Когда на следующее утро Филипп прочел в «Трибьюнэл», что миссис Мендельсон не было дома в момент смерти Сирила Рэтбоуна, он все понял.
– Пропал мой заработок по четвергам, – сказал Лонни Эдж, отбрасывая в сторону «Трибьюнэл».
Фло Марч была еще достаточно молода, чтобы читать в газетах страничку с некрологами. Если она и читала некрологи, то только те, что в особых случаях заслуживали упоминания на первой странице, когда речь шла о смерти знаменитостей, таких, как Рок Хадсон или Люсилль Болл. А потому она не знала, что Сирил Рэтбоун умер, пока ее квартирант случайно не упомянул об этом за чашкой утреннего кофе.
– Сирил Рэтбоун умер? – спросила пораженная Фло. – Отчего?
– Оса ужалила в язык. Минуту Фло размышляла.

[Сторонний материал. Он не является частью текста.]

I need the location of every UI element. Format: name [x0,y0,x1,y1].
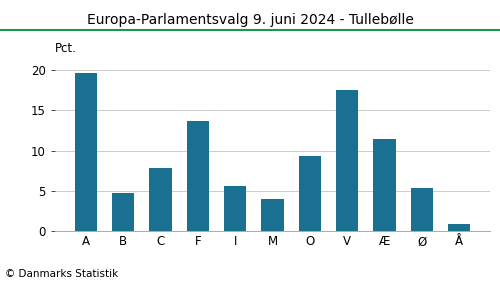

– Не так уж неправдоподобно.
– Что ты хочешь сказать?
– У парня язык был как у змеи. Где это случилось?
– В доме Паулины Мендельсон.
– У Паулины Мендельсон? Ты, верно, шутишь?
– Так написано в газете.
– Дай-ка посмотреть, – сказала Фло. Она взяла газету и прочла заметку. – Интересно, что он делал у Паулины?
Лонни покачал головой.
– Он ненавидел Паулину. И Паулине он не нравился. Жюль часто говорил об этом. Клянусь, я знаю, что он делал в «Облаках».

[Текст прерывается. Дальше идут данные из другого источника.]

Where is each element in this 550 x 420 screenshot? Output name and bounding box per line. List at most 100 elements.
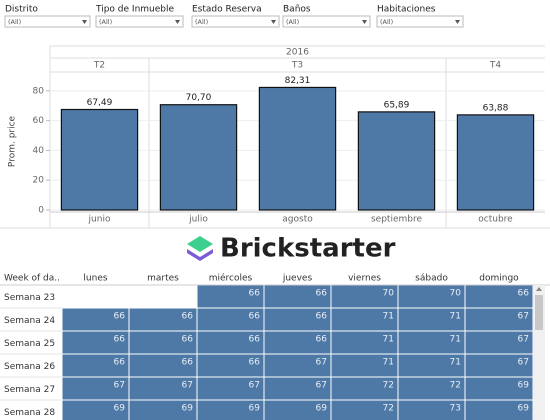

– Он был мой постоянный клиент. Каждый четверг в четыре по-полудни. В дождь или солнечную погоду. Ни одного раза не пропустил. И всегда приносил ореховые пирожные.
– Ты от этих пирожных раздобрел, Лонни. Жирком обрастаешь.
– Эй, не думал, что ты обращаешь на меня внимание, Фло.
– Брось свои идеи. Лонни рассмеялся.
– Он был большой модник. Всегда носил костюмы из полосатой материи и розовый галстук. Не в моем вкусе. Слишком по-английски. Мне будет не хватать парня.
– А мне нет.
– Нет? Почему?
– Он хотел, чтобы я выпрыгнула из окна с пятнадцатого этажа.
Лонни уставился на нее.
– У тебя есть сигареты? Мои кончились.
Джо-Джо докладывал Арни Цвиллману, что ему не удалось разыскать Сирила Рэтбоуна ни в редакции «Малхоллэнда», ни в его квартире в районе Уилшира.